For the past two weeks, I've been reading this poem every day, trying to understand why it drew me in, why it has stayed with me and won't let go. I've tried several times to write about it, to give it a context that would help articulate my feelings about it, and each time I deleted the words I'd written. They felt false. And then it dawned on me. I was trying to understand something that didn't need to be understood, it just needed to be felt.
She had always loved to read, even
in childhood during the Confederate War,
and built the habit later of staying up
by the oil lamp near the fireplace after
husband and children slept, the scrub-work done.
She fed the addiction in the hard years
of Reconstruction and even after
her husband died and she was forced
to provide and be sole foreman of the place.
While her only son fought in France
it was this second life, by the open window
in warm months when the pines on the hill
seemed to talk to the creek, or katydids
lined-out their hymns in the trees beyond the barn,
or by the familiar of fire in winter,
that sustained her.

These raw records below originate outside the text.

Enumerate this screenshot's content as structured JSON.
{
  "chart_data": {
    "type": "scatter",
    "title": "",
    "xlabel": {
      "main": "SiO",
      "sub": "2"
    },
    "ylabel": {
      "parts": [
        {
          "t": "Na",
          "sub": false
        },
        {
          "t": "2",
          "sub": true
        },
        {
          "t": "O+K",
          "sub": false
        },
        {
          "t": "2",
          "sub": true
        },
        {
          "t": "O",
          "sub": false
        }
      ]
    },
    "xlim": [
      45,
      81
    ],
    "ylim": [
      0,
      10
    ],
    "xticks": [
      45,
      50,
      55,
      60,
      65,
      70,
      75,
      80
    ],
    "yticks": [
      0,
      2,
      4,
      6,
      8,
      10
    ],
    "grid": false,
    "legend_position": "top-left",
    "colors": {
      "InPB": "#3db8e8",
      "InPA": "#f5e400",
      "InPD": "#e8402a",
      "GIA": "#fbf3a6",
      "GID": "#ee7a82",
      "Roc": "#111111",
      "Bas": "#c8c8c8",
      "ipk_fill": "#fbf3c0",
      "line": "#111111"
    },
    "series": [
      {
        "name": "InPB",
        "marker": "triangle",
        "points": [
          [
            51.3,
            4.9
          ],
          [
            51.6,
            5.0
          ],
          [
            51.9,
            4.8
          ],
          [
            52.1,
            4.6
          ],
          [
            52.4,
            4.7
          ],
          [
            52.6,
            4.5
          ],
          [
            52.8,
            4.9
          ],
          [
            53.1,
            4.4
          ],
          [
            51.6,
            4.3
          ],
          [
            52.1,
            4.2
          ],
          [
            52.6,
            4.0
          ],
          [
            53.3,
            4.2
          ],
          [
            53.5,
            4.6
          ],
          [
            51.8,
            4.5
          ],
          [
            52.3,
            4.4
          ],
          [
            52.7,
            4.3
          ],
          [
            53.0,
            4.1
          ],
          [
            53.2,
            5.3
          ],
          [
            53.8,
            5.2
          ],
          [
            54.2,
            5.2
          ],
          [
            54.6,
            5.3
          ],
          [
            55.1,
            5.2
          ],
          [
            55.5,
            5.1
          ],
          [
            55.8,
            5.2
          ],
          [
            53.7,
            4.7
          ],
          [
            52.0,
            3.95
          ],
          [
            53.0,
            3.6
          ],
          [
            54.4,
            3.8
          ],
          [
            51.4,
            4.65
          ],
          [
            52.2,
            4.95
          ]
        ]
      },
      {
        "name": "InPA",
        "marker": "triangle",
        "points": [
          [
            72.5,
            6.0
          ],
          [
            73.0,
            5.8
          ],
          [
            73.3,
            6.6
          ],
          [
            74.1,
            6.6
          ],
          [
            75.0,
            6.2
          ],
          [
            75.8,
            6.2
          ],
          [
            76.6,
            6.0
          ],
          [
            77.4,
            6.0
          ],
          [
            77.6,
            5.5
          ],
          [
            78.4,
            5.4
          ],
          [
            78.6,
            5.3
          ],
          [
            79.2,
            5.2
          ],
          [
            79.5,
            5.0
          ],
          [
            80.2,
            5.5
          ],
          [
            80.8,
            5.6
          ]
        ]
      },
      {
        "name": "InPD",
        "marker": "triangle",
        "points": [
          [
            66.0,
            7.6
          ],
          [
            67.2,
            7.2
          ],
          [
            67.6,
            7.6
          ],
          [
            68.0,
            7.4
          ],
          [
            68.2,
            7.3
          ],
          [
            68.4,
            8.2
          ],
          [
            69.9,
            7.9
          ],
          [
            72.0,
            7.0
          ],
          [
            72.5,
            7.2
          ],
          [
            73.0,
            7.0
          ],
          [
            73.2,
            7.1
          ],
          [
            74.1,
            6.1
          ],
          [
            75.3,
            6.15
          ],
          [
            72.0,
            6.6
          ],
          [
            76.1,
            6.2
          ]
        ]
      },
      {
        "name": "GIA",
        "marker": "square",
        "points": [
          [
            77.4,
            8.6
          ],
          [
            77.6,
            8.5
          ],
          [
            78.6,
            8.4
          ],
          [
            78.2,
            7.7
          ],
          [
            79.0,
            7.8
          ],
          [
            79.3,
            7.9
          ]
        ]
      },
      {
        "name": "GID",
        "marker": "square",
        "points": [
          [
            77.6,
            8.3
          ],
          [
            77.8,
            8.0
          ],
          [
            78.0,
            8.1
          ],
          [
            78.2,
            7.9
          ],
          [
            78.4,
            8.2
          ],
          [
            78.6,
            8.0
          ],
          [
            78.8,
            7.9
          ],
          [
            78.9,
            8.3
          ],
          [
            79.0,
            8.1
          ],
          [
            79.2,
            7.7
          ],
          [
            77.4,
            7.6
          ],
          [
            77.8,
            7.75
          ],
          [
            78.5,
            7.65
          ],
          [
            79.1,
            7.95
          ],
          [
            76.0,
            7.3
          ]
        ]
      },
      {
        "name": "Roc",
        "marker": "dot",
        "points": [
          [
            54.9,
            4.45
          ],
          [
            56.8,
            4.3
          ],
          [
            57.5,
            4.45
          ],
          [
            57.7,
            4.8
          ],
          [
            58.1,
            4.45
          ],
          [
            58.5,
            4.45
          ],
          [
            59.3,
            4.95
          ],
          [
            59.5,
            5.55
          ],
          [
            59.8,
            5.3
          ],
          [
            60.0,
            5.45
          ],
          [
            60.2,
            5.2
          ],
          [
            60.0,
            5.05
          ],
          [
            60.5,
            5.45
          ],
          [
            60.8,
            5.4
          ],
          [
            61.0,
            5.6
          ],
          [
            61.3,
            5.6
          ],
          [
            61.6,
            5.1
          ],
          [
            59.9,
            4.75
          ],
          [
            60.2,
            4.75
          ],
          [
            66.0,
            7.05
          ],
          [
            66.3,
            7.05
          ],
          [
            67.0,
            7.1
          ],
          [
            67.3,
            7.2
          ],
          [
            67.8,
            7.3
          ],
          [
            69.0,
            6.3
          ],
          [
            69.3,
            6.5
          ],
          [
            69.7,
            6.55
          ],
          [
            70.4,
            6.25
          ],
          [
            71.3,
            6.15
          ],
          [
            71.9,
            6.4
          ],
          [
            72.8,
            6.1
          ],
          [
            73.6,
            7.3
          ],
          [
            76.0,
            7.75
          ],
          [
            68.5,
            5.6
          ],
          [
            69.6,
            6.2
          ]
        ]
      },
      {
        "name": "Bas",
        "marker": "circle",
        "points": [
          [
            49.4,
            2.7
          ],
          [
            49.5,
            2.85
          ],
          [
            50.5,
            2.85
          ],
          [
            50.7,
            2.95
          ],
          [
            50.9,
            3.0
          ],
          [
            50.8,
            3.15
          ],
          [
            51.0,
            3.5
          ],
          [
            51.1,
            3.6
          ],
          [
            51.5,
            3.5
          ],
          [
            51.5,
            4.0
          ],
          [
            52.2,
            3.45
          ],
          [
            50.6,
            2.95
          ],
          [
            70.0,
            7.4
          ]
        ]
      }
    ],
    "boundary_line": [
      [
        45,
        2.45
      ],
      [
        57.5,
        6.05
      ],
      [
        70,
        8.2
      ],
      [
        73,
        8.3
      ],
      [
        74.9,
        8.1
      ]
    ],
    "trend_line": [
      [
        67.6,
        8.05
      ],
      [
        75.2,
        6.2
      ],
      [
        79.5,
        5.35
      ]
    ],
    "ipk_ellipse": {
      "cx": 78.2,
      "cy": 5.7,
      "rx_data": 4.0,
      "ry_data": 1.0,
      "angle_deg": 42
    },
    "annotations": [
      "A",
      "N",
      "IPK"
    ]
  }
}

She and her daughters
later forgot the time, the exact date,
if there was such a day, she made her decision.
But after the children could cook
and garden and milk and bring in a little
by housecleaning for the rich in Flat Rock,
and the son returned from overseas
wounded but still able and married a war widow,
and when she had found just the right chair,
a rocker joined by a man over on Willow
from rubbed hickory, with cane seat and back,
and arms wide enough to rest her everlasting cup
of coffee on, or a heavy book,
she knew she had come to her place and would stay.
And from that day, if it was one time and not
a gradual recognition, she never crossed a threshold
or ventured from that special seat of rightness,
of presence and pleasure, except to be helped to bed
in the hours before dawn for a little nap.
That chair -- every Christmas someone gave her a bright
cushion to break in -- was the site on which she bathed
in a warm river of books and black coffee,
varieties of candy and cakes kept in a low cupboard
at hand. The cats passed through her lap and legs
and through the rungs of her seat. The tons
of firewood came in cold and left as light, smoke, ash.
She rode that upright cradle to sleep
and through many long visits with tiers of family,
kissing the babies like different kinds of fruit.
Always hiding the clay pipe in her cabinet
when company appeared. She chaired decisions
to keep the land and refused welfare.
On that creaking throne she ruled a tiny kingdom
through war, death of kin. Even on the night she did
stop breathing, near a hundred, no one knew
exactly when, but found the lamp still on,
the romance open to a new chapter,
and the sun just appearing at her elbow.
~ Robert Morgan (1944, Hendersonville, NC)
P.S. After returning to it again this afternoon (don't you love the line about the clay pipe she hid in her cabinet?), I picked up the small blue card I had used as a bookmark. Turning it over, I realized it answered every question I had about this poem, and a lot of other things: "Everything is OK just the way it is."
The image is one I took last winter, about this time, in Moab, Utah.